COMMERCIAL: A controversial mental health procurement could land commissioners with added expense by leaving the existing provider, which bid unsuccessfully for the contract, with stranded costs, according to an external review.

  • New 0-25 mental health service could lead to higher costs elsewhere in the system
  • Incumbent trust says it will lose £14.2m a year
  • Provider and commissioners disagree over “out of area” beds
  • New service now will not fully go live until April

Clinical commissioning groups in Birmingham have jointly tendered a service to integrate mental health services for children with those for adults aged 25 and under. The contract is worth £23.7m per year, and has been awarded to a consortium called Forward Thinking Birmingham.

According to Birmingham CrossCity CCG’s board papers, an external impact assessment, conducted after the contract was awarded, “reveals a potential cost pressure to CCGs and the need for further analysis… particularly in financial terms”.

Birmingham Children's Hospital

Birmingham Children’s Hospital is leading the consortium that won the £23.7m a year contract

The CCG is affected by the contract, although the tender was led by Birmingham South Central CCG.

HSJ understands much of this new cost pressure will arise from “stranded costs”. Birmingham and Solihull Mental Health Foundation Trust – the current provider of services for people aged 16 and over – says it will lose £14.2m a year in revenue as a result of the transfer but it may not be able to cut expenditure by the same amount.

As a result, it could be left with liabilities such as staff unable to transfer to the new provider, or estates costs related to wards it cannot close despite the loss of 16-25 services.

This has prompted concerns locally about the viability of the remaining adult services as a result of the 0-25 contract. CCGs may have to spend more on adult services as a result.

Meanwhile, although Birmingham South Central CCG insists implementing the new contract has not been delayed, it has emerged that most of the new 0-25 service will not go live until April.
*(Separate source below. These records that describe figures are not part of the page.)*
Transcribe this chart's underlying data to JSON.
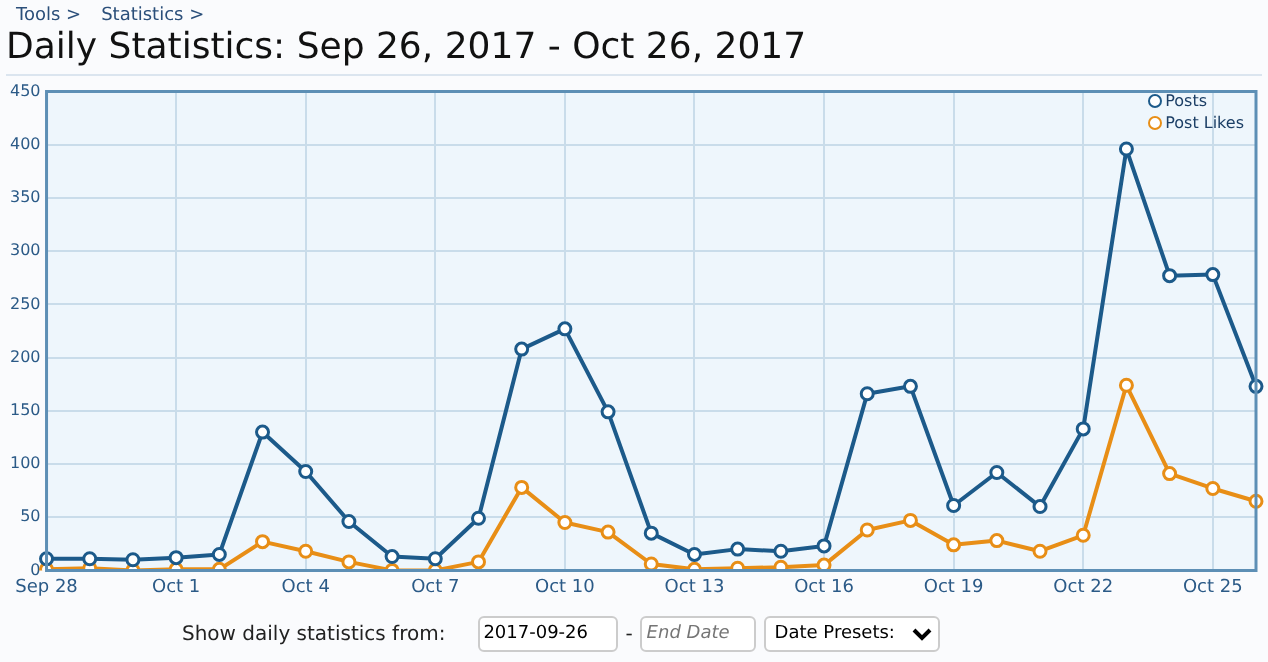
{
  "chart_data": {
    "type": "line",
    "title": "Daily Statistics: Sep 26, 2017 - Oct 26, 2017",
    "annotations": [
      "Tools >",
      "Statistics >",
      "Show daily statistics from:",
      "2017-09-26",
      "-",
      "End Date",
      "Date Presets:"
    ],
    "categories": [
      "Sep 28",
      null,
      null,
      "Oct 1",
      null,
      null,
      "Oct 4",
      null,
      null,
      "Oct 7",
      null,
      null,
      "Oct 10",
      null,
      null,
      "Oct 13",
      null,
      null,
      "Oct 16",
      null,
      null,
      "Oct 19",
      null,
      null,
      "Oct 22",
      null,
      null,
      "Oct 25",
      null
    ],
    "series": [
      {
        "name": "Posts",
        "color": "#1c5a8a",
        "values": [
          11,
          11,
          10,
          12,
          15,
          130,
          93,
          46,
          13,
          11,
          49,
          208,
          227,
          149,
          35,
          15,
          20,
          18,
          23,
          166,
          173,
          61,
          92,
          60,
          133,
          396,
          277,
          278,
          173
        ]
      },
      {
        "name": "Post Likes",
        "color": "#e88e16",
        "values": [
          1,
          2,
          0,
          1,
          1,
          27,
          18,
          8,
          0,
          0,
          8,
          78,
          45,
          36,
          6,
          1,
          2,
          3,
          5,
          38,
          47,
          24,
          28,
          18,
          33,
          174,
          91,
          77,
          65
        ]
      }
    ],
    "ylim": [
      0,
      450
    ],
    "yticks": [
      0,
      50,
      100,
      150,
      200,
      250,
      300,
      350,
      400,
      450
    ],
    "grid": true,
    "legend": "top right",
    "marker": "circle",
    "line_style": "solid"
  }
}
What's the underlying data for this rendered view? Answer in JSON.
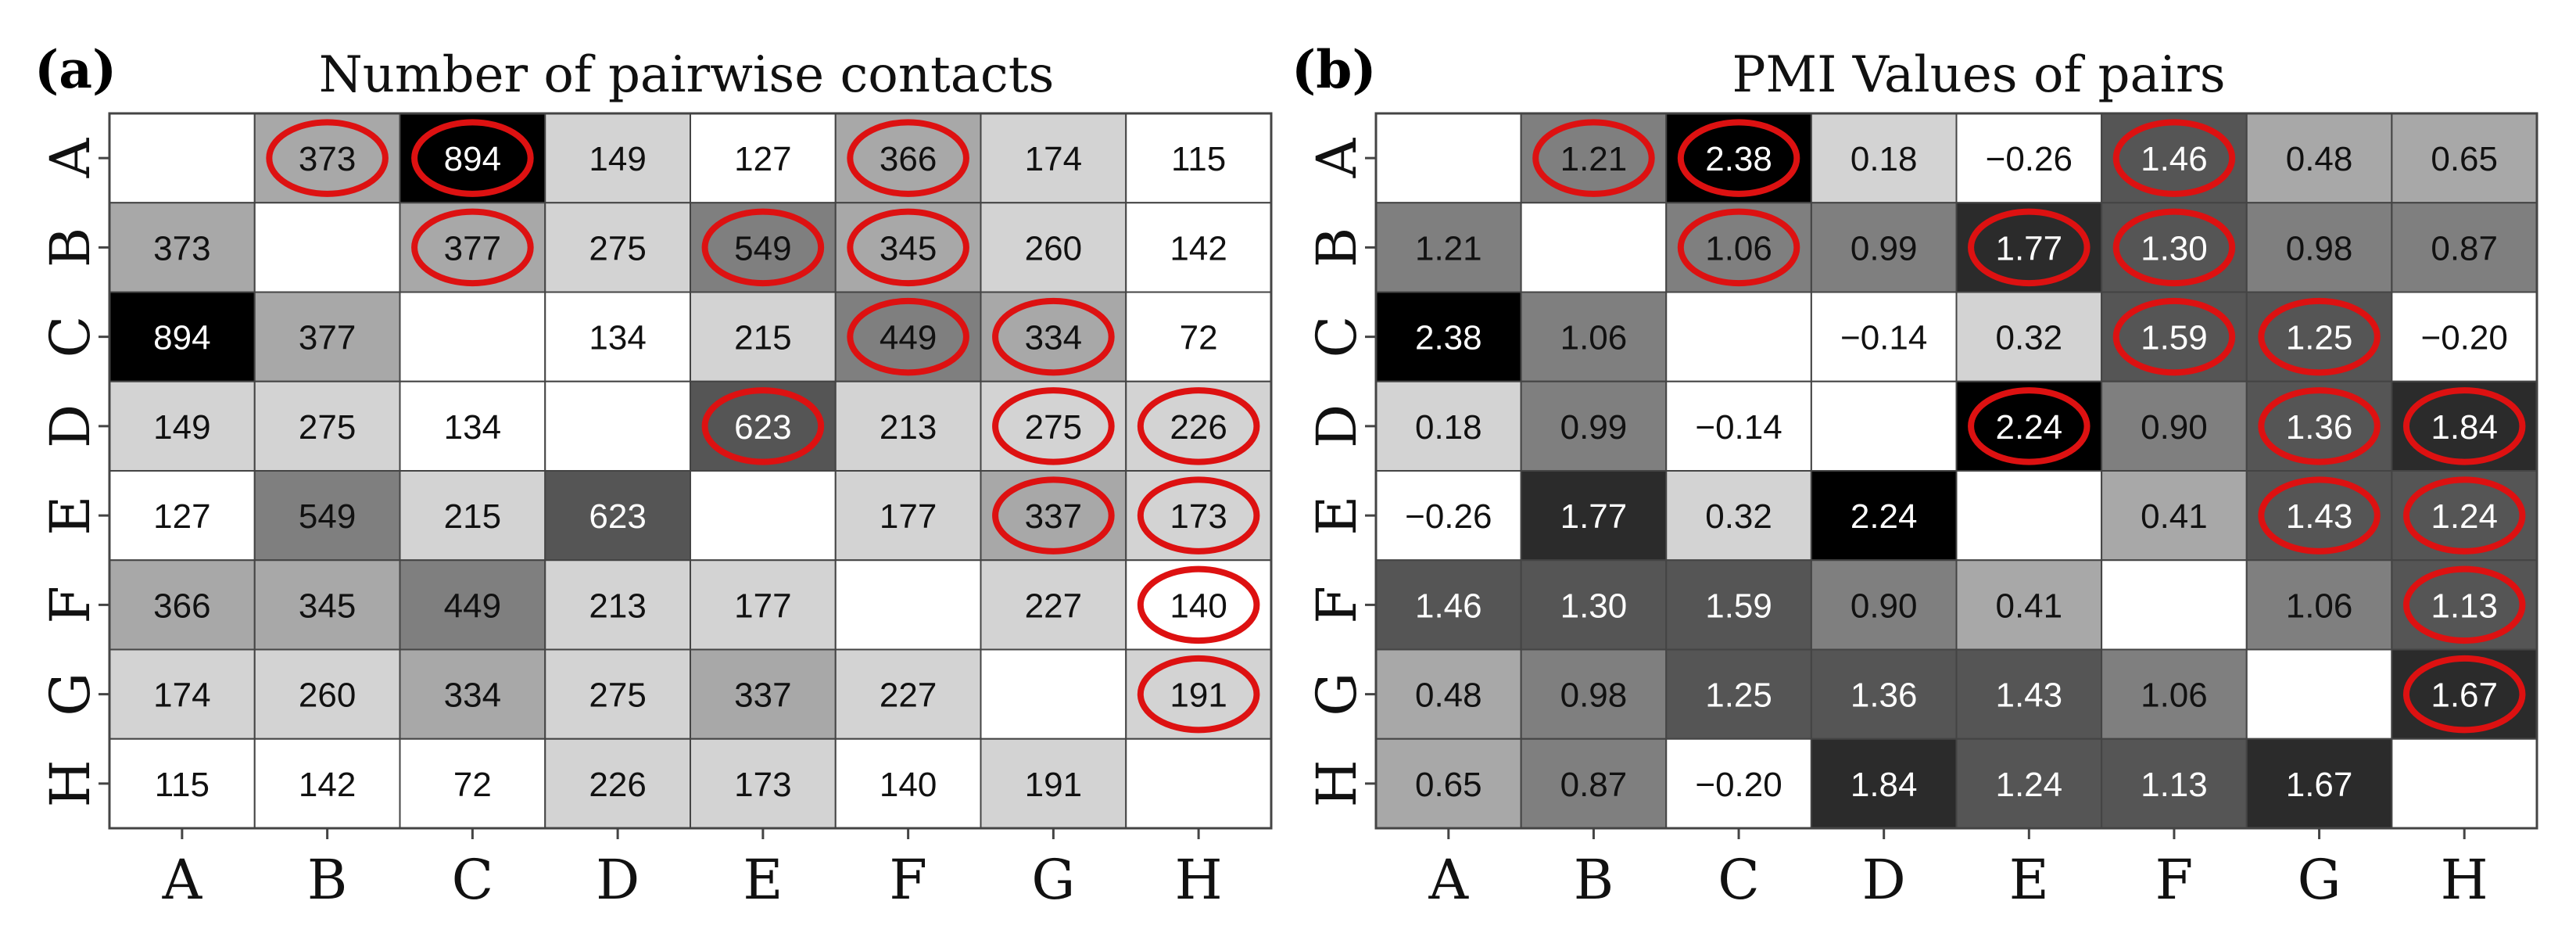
{
  "chart_data": [
    {
      "type": "heatmap",
      "panel_label": "(a)",
      "title": "Number of pairwise contacts",
      "x_categories": [
        "A",
        "B",
        "C",
        "D",
        "E",
        "F",
        "G",
        "H"
      ],
      "y_categories": [
        "A",
        "B",
        "C",
        "D",
        "E",
        "F",
        "G",
        "H"
      ],
      "values": [
        [
          "",
          "373",
          "894",
          "149",
          "127",
          "366",
          "174",
          "115"
        ],
        [
          "373",
          "",
          "377",
          "275",
          "549",
          "345",
          "260",
          "142"
        ],
        [
          "894",
          "377",
          "",
          "134",
          "215",
          "449",
          "334",
          "72"
        ],
        [
          "149",
          "275",
          "134",
          "",
          "623",
          "213",
          "275",
          "226"
        ],
        [
          "127",
          "549",
          "215",
          "623",
          "",
          "177",
          "337",
          "173"
        ],
        [
          "366",
          "345",
          "449",
          "213",
          "177",
          "",
          "227",
          "140"
        ],
        [
          "174",
          "260",
          "334",
          "275",
          "337",
          "227",
          "",
          "191"
        ],
        [
          "115",
          "142",
          "72",
          "226",
          "173",
          "140",
          "191",
          ""
        ]
      ],
      "shades": [
        [
          "#ffffff",
          "#a8a8a8",
          "#000000",
          "#d3d3d3",
          "#ffffff",
          "#a8a8a8",
          "#d3d3d3",
          "#ffffff"
        ],
        [
          "#a8a8a8",
          "#ffffff",
          "#a8a8a8",
          "#d3d3d3",
          "#7f7f7f",
          "#a8a8a8",
          "#d3d3d3",
          "#ffffff"
        ],
        [
          "#000000",
          "#a8a8a8",
          "#ffffff",
          "#ffffff",
          "#d3d3d3",
          "#7f7f7f",
          "#a8a8a8",
          "#ffffff"
        ],
        [
          "#d3d3d3",
          "#d3d3d3",
          "#ffffff",
          "#ffffff",
          "#555555",
          "#d3d3d3",
          "#d3d3d3",
          "#d3d3d3"
        ],
        [
          "#ffffff",
          "#7f7f7f",
          "#d3d3d3",
          "#555555",
          "#ffffff",
          "#d3d3d3",
          "#a8a8a8",
          "#d3d3d3"
        ],
        [
          "#a8a8a8",
          "#a8a8a8",
          "#7f7f7f",
          "#d3d3d3",
          "#d3d3d3",
          "#ffffff",
          "#d3d3d3",
          "#ffffff"
        ],
        [
          "#d3d3d3",
          "#d3d3d3",
          "#a8a8a8",
          "#d3d3d3",
          "#a8a8a8",
          "#d3d3d3",
          "#ffffff",
          "#d3d3d3"
        ],
        [
          "#ffffff",
          "#ffffff",
          "#ffffff",
          "#d3d3d3",
          "#d3d3d3",
          "#ffffff",
          "#d3d3d3",
          "#ffffff"
        ]
      ],
      "circled": [
        [
          0,
          1
        ],
        [
          0,
          2
        ],
        [
          0,
          5
        ],
        [
          1,
          2
        ],
        [
          1,
          4
        ],
        [
          1,
          5
        ],
        [
          2,
          5
        ],
        [
          2,
          6
        ],
        [
          3,
          4
        ],
        [
          3,
          6
        ],
        [
          3,
          7
        ],
        [
          4,
          6
        ],
        [
          4,
          7
        ],
        [
          5,
          7
        ],
        [
          6,
          7
        ]
      ]
    },
    {
      "type": "heatmap",
      "panel_label": "(b)",
      "title": "PMI Values of pairs",
      "x_categories": [
        "A",
        "B",
        "C",
        "D",
        "E",
        "F",
        "G",
        "H"
      ],
      "y_categories": [
        "A",
        "B",
        "C",
        "D",
        "E",
        "F",
        "G",
        "H"
      ],
      "values": [
        [
          "",
          "1.21",
          "2.38",
          "0.18",
          "−0.26",
          "1.46",
          "0.48",
          "0.65"
        ],
        [
          "1.21",
          "",
          "1.06",
          "0.99",
          "1.77",
          "1.30",
          "0.98",
          "0.87"
        ],
        [
          "2.38",
          "1.06",
          "",
          "−0.14",
          "0.32",
          "1.59",
          "1.25",
          "−0.20"
        ],
        [
          "0.18",
          "0.99",
          "−0.14",
          "",
          "2.24",
          "0.90",
          "1.36",
          "1.84"
        ],
        [
          "−0.26",
          "1.77",
          "0.32",
          "2.24",
          "",
          "0.41",
          "1.43",
          "1.24"
        ],
        [
          "1.46",
          "1.30",
          "1.59",
          "0.90",
          "0.41",
          "",
          "1.06",
          "1.13"
        ],
        [
          "0.48",
          "0.98",
          "1.25",
          "1.36",
          "1.43",
          "1.06",
          "",
          "1.67"
        ],
        [
          "0.65",
          "0.87",
          "−0.20",
          "1.84",
          "1.24",
          "1.13",
          "1.67",
          ""
        ]
      ],
      "shades": [
        [
          "#ffffff",
          "#7f7f7f",
          "#000000",
          "#d3d3d3",
          "#ffffff",
          "#555555",
          "#a8a8a8",
          "#a8a8a8"
        ],
        [
          "#7f7f7f",
          "#ffffff",
          "#7f7f7f",
          "#7f7f7f",
          "#2b2b2b",
          "#555555",
          "#7f7f7f",
          "#7f7f7f"
        ],
        [
          "#000000",
          "#7f7f7f",
          "#ffffff",
          "#ffffff",
          "#d3d3d3",
          "#555555",
          "#555555",
          "#ffffff"
        ],
        [
          "#d3d3d3",
          "#7f7f7f",
          "#ffffff",
          "#ffffff",
          "#000000",
          "#7f7f7f",
          "#555555",
          "#2b2b2b"
        ],
        [
          "#ffffff",
          "#2b2b2b",
          "#d3d3d3",
          "#000000",
          "#ffffff",
          "#a8a8a8",
          "#555555",
          "#555555"
        ],
        [
          "#555555",
          "#555555",
          "#555555",
          "#7f7f7f",
          "#a8a8a8",
          "#ffffff",
          "#7f7f7f",
          "#555555"
        ],
        [
          "#a8a8a8",
          "#7f7f7f",
          "#555555",
          "#555555",
          "#555555",
          "#7f7f7f",
          "#ffffff",
          "#2b2b2b"
        ],
        [
          "#a8a8a8",
          "#7f7f7f",
          "#ffffff",
          "#2b2b2b",
          "#555555",
          "#555555",
          "#2b2b2b",
          "#ffffff"
        ]
      ],
      "circled": [
        [
          0,
          1
        ],
        [
          0,
          2
        ],
        [
          0,
          5
        ],
        [
          1,
          2
        ],
        [
          1,
          4
        ],
        [
          1,
          5
        ],
        [
          2,
          5
        ],
        [
          2,
          6
        ],
        [
          3,
          4
        ],
        [
          3,
          6
        ],
        [
          3,
          7
        ],
        [
          4,
          6
        ],
        [
          4,
          7
        ],
        [
          5,
          7
        ],
        [
          6,
          7
        ]
      ]
    }
  ],
  "colors": {
    "circle": "#dd1111",
    "grid": "#444444",
    "text_dark": "#111111",
    "text_light": "#ffffff"
  }
}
In February, when the contract was awarded, the start date was given as October. Only a telephone line and an “access centre” will now open this month under current plans.

HSJ has also learned that commissioners in Birmingham are unhappy over Forward Thinking Birmingham’s plan to use beds in a Priory hospital in Cheadle, Greater Manchester. The consortium plans to use the site for female psychiatric intensive care patients. Commissioners would rather beds were found in Birmingham, but the provider argued that these patients are already treated “out of area”.

The consortium is led by Birmingham Children’s Hospital FT, which already provides mental health services for young people in the city, and also includes Priory Group, the Children’s Society, Beacon UK, and Worcestershire Health and Care Trust.